Говоря так, подняла ко мне лицо и с грустью на меня посмотрела. Сердце во мне оборвалось, и не стало духу. Я сказал себе: стыдись, убогий; как ты ведешь себя с женой, зачем ты ее огорчаешь. А вслух спросил негромко: «Откуда ты знаешь, что у меня на сердце?»
Она ответила: «А чем же я занята все эти дни? Да ведь я сижу и о тебе размышляю, друг мой».
«Так ты согласна?»
Подняла на меня взор и сказала: «Насчет развода?»

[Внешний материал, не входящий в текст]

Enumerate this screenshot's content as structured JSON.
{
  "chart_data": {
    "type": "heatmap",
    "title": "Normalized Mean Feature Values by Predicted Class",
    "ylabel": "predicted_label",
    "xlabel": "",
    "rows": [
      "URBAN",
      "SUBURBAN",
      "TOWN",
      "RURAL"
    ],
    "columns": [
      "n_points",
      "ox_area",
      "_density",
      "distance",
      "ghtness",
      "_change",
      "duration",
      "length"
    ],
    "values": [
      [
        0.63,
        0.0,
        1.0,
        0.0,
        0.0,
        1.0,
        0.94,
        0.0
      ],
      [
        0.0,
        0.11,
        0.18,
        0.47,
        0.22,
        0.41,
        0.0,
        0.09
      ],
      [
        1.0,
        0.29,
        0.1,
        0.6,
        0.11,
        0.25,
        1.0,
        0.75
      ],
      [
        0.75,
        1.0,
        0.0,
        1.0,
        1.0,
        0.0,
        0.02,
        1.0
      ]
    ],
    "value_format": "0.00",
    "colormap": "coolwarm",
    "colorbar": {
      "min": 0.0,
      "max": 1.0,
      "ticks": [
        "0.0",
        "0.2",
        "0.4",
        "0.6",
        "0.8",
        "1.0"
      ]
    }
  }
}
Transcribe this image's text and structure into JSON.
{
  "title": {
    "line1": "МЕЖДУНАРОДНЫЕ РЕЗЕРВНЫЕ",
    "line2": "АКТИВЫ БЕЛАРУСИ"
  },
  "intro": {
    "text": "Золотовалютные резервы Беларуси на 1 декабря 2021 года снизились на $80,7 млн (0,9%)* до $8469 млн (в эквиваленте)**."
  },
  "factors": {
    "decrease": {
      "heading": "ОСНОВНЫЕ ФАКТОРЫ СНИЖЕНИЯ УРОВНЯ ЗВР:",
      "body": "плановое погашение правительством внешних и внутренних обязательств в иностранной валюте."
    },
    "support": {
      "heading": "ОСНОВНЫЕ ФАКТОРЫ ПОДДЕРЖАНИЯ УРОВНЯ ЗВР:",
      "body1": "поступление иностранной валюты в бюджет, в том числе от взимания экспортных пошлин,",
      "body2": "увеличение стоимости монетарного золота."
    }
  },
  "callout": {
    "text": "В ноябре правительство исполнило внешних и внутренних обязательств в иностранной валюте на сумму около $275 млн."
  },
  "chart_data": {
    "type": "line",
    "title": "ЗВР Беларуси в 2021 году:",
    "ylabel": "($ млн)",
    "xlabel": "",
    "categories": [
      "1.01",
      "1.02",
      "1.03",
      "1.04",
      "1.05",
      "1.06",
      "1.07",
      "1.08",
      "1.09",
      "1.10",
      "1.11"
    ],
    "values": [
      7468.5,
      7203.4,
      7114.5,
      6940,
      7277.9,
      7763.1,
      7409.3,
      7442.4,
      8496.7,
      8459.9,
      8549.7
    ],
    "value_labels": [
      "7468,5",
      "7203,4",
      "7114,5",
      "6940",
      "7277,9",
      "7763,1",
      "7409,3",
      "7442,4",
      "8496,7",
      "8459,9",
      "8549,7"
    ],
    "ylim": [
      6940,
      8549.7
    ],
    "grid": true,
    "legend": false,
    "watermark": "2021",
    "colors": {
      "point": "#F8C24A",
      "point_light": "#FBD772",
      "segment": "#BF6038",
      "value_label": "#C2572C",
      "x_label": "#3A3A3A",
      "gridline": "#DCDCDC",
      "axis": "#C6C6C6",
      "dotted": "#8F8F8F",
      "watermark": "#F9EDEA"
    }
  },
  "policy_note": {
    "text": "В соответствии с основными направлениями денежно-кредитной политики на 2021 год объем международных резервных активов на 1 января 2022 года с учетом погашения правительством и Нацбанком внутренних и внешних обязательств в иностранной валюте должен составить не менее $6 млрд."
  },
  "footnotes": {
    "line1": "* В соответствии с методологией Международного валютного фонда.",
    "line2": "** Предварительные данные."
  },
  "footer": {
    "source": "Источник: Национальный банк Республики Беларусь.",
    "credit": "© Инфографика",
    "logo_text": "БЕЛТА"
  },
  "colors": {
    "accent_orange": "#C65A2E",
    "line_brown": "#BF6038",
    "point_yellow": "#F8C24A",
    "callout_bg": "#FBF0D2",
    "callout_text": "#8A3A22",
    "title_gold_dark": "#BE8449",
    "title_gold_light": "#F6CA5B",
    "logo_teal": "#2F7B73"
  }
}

Я потупил взгляд и кивнул.
Она сказала: «Хочу я этого или не хочу, я буду рада сделать все, что ни попросишь, лишь бы облегчить твои муки».
«Даже ценой развода?»
«Даже ценой развода».
Знал я, какое сокровище теряю. Но слово было сказано, а желание сдержать гнев помутило мой рассудок, и я не мог рассуждать здраво. Всплеснул руками и сказал со злобой: «Ну вот и прекрасно».
Прошло несколько дней. Я не поминал перед нею ни о разводе, ни о том, кто навлек на нас беду. Я говорил себе: три года прошло с тех пор, как она вышла за меня замуж, может, пора уже вырвать из сердца ту историю. А если б я взял ее вдовой или разведенной, разве подвергнул бы нареканиям? Вот и тут надо считать, что я женился вроде как на вдове или на разведенной.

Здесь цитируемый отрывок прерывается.